Terms & Conditions
- 1. Interpretation
- 1.1 In these Conditions:
“Company” means Mark Insulations Limited of 70 Boston Road, Leicester, LE4 1AW
"Conditions" means the standard terms and conditions of sale set out in this document and (unless the context otherwise required) includes any special terms and conditions agreed in writing between the Customer and the Company.
"Contract" means the contract between the Company and the Customer for the purchase and sale of the Goods and/or the supply of the Services, incorporating these Conditions and the Quotation.
“Customer” means the person who purchases Goods and/or Services from the Company as detailed overleaf.
"Goods" means the goods (including any instalment of the goods or any parts for them) which the Company is to supply in accordance with the Contract.
“Property” means the address stipulated in the Contract for delivery of the Goods to the Customer and/or supply of the Services to the Customer as specified overleaf.
“Quotation” means the quotation issued by the Company to the Customer in connection with the supply of the Goods and/or Services.
"Services" means those services to be carried out by the Company in accordance with the Contract.
- 1.2 In these Conditions references to any statute or statutory provision shall, unless the context otherwise requires, be construed as a reference to that statute or statutory provision as from time to time amended, consolidated, modified, extended, re-enacted or replaced.
- 1.3 In these Conditions references to the masculine include the feminine and the neuter and to the singular include the plural and vice versa as the context admits or requires.
- 1.4 In these Conditions headings will not affect the construction of these Conditions.
- 2. The Contract
- 2.1 The Company or an agent on behalf of the Company has carried out a survey of the Property and shall sell the Goods and Services and the Customer shall purchase the Goods and Services in accordance with the Contract. These Conditions shall govern the Contract between the Company and the Customer to the exclusion of any other terms and conditions.
- 2.2 No variation to these Conditions and/or the Contract shall be binding unless agreed in writing by an authorised representative of the Company.
- 2.3 A Quotation is given on the basis that no Contract will come into existence until the Company confirms an order, as specified at clause 3.1 below. Any quotation is valid for a period of 28 days only from its date, provided that the Company has not previously withdrawn it.
- 3. Orders and Specifications
- 3.1 A Quotation shall be deemed to be accepted by the Company when the Customer signs the Quotation.
- 3.2 A Quotation shall detail the specification of the Goods to be supplied and/or the Services to be performed by the Company. The Customer shall provide the Company with any necessary information relating to the Contract.
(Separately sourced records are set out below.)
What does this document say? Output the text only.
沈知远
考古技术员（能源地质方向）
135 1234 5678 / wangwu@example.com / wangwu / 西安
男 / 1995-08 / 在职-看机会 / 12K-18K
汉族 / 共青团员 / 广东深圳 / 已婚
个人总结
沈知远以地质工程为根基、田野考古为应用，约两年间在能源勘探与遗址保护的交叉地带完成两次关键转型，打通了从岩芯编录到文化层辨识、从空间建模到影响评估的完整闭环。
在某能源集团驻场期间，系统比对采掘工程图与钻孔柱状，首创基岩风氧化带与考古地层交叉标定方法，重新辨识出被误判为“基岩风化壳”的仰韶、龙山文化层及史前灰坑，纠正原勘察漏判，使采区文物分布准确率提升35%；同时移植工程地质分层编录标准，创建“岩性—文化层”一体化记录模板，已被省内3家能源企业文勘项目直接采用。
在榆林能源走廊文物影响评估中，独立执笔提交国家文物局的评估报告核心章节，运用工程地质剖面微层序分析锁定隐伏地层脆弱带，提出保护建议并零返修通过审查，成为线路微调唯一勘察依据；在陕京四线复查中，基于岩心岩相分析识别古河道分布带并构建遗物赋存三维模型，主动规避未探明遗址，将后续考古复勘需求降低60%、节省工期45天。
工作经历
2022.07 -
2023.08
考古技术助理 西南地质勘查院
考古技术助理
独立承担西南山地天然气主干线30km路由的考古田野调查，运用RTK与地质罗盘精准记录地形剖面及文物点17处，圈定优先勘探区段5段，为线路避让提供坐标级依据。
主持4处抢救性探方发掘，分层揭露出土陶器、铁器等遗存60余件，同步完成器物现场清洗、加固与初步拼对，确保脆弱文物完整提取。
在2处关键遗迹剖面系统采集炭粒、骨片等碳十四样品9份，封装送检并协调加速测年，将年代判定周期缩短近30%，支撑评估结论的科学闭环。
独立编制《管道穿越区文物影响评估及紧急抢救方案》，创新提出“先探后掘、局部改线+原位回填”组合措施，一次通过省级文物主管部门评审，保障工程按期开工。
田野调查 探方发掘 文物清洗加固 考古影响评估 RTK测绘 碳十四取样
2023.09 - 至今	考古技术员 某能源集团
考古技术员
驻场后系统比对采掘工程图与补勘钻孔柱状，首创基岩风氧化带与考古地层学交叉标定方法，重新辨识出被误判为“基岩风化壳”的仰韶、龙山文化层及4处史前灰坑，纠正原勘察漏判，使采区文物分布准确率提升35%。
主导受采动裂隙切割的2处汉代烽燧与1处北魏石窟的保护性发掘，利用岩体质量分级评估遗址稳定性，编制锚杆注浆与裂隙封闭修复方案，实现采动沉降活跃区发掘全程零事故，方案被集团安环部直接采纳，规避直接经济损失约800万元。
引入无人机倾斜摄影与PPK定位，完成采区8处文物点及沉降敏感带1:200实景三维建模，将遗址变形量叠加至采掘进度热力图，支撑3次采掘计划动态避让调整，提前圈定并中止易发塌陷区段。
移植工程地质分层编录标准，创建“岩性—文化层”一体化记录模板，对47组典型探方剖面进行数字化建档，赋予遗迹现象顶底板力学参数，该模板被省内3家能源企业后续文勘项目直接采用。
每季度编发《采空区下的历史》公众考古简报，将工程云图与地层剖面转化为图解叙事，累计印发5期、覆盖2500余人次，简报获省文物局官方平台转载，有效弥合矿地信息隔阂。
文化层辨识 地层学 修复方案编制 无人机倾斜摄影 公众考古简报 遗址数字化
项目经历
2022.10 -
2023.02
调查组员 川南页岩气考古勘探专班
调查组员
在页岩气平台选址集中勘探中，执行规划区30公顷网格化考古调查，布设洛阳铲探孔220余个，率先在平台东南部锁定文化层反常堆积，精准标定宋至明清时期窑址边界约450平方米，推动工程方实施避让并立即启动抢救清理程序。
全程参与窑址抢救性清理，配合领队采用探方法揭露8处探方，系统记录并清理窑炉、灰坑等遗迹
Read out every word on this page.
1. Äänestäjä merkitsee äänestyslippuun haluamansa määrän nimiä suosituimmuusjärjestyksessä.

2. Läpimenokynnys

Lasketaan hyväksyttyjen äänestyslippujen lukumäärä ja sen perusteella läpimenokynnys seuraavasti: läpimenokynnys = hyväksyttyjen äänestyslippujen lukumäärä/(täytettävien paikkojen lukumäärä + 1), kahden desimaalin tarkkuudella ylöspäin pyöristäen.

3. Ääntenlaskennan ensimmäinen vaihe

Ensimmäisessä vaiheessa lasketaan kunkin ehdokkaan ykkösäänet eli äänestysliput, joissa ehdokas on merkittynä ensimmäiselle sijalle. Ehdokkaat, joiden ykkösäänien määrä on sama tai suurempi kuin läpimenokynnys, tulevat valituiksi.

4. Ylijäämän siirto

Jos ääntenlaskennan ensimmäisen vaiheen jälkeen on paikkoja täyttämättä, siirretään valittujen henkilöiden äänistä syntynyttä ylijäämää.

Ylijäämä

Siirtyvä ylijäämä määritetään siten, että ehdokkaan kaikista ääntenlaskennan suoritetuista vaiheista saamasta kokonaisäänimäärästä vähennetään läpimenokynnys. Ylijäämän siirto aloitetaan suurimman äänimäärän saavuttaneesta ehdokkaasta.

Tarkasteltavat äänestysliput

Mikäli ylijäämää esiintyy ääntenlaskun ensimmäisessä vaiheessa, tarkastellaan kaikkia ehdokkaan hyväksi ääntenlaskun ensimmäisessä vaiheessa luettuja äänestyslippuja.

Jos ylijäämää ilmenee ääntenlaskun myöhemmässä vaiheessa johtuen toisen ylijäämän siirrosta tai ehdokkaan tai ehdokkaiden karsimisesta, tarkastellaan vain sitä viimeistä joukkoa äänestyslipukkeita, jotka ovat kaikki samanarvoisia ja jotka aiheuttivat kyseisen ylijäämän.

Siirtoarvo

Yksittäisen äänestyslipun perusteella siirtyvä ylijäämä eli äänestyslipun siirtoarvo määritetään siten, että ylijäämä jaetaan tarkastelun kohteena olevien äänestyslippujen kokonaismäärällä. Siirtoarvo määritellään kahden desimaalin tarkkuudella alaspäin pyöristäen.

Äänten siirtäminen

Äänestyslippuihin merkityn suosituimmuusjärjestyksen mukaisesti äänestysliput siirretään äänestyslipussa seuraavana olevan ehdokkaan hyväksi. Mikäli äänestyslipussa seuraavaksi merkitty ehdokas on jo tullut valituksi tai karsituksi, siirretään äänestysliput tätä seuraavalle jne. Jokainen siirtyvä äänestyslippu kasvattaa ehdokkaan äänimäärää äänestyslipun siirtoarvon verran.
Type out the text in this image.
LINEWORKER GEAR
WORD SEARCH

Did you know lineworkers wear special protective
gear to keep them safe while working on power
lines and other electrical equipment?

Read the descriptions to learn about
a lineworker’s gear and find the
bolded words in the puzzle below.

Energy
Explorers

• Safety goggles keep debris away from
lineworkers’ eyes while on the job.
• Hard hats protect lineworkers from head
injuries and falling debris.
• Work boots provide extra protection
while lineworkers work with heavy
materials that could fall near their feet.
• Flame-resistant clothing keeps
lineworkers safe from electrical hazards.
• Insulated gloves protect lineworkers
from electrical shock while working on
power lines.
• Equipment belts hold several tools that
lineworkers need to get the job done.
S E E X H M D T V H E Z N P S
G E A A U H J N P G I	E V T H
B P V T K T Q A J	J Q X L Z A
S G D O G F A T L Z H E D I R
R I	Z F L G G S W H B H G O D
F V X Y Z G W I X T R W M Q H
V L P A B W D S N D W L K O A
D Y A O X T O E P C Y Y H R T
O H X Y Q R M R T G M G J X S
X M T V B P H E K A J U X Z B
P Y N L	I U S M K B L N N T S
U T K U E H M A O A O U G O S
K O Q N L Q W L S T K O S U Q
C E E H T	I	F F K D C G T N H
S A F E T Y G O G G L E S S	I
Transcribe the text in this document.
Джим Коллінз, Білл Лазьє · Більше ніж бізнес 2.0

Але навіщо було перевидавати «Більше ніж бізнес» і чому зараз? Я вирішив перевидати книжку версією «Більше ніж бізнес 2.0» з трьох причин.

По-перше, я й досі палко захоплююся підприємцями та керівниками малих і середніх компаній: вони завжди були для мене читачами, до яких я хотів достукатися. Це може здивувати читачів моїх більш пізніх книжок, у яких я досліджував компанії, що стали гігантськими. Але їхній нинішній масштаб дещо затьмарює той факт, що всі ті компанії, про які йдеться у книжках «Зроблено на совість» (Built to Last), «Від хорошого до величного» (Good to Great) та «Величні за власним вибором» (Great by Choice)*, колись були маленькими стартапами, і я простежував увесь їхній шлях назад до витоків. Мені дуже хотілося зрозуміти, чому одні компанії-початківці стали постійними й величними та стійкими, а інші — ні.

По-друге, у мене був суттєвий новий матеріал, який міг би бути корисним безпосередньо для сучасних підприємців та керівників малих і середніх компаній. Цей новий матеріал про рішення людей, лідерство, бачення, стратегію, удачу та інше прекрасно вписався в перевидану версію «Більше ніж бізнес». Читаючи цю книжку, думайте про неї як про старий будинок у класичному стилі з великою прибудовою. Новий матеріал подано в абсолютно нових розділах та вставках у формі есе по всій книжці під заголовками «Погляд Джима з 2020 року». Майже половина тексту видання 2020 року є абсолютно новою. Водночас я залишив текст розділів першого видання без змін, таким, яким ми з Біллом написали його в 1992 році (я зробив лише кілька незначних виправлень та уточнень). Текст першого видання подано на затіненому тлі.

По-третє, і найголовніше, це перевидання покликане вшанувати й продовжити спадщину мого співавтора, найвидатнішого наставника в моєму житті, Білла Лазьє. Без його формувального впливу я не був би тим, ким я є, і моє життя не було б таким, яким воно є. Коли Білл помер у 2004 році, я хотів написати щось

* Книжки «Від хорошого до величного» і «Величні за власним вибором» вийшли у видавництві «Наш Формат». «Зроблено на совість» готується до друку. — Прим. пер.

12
- 3.3 The quantity, quality and description of the Goods and/or Services shall be as set out in the Quotation.
- 3.4 The Company reserves the right to make any changes in the specification of the Goods and/or Services which are required to conform with any legal requirements or to safely install the Goods and carry out the Services.
- 3.5 Subject to clause 3.7 any amendments the Customer may require to the Quotation or the specification of the Goods and/or Services detailed in the Quotation will result in the Company providing a revised Quotation which will be deemed to be accepted by the Company in accordance with clause 3.1.
- 3.6 No order which has been accepted by the Company may be cancelled or varied by the Customer except with the agreement in writing of the Company.
- 3.7 The Company may ask the Customer to pay a deposit at time of acceptance of the Contract in accordance with clause 3.1.
- 4. Price of the Goods and/or Services
- 4.1 Subject to clause 4.2 below Tthe price of the Goods and/or the Services shall be the price set out in the Quotation or where no price has been quoted the price charged shall be calculated in accordance with the Company’s current price list for the Goods and Services (including, where applicable, by reference to hourly/daily rates for Services) in force at the time the Contract becomes binding.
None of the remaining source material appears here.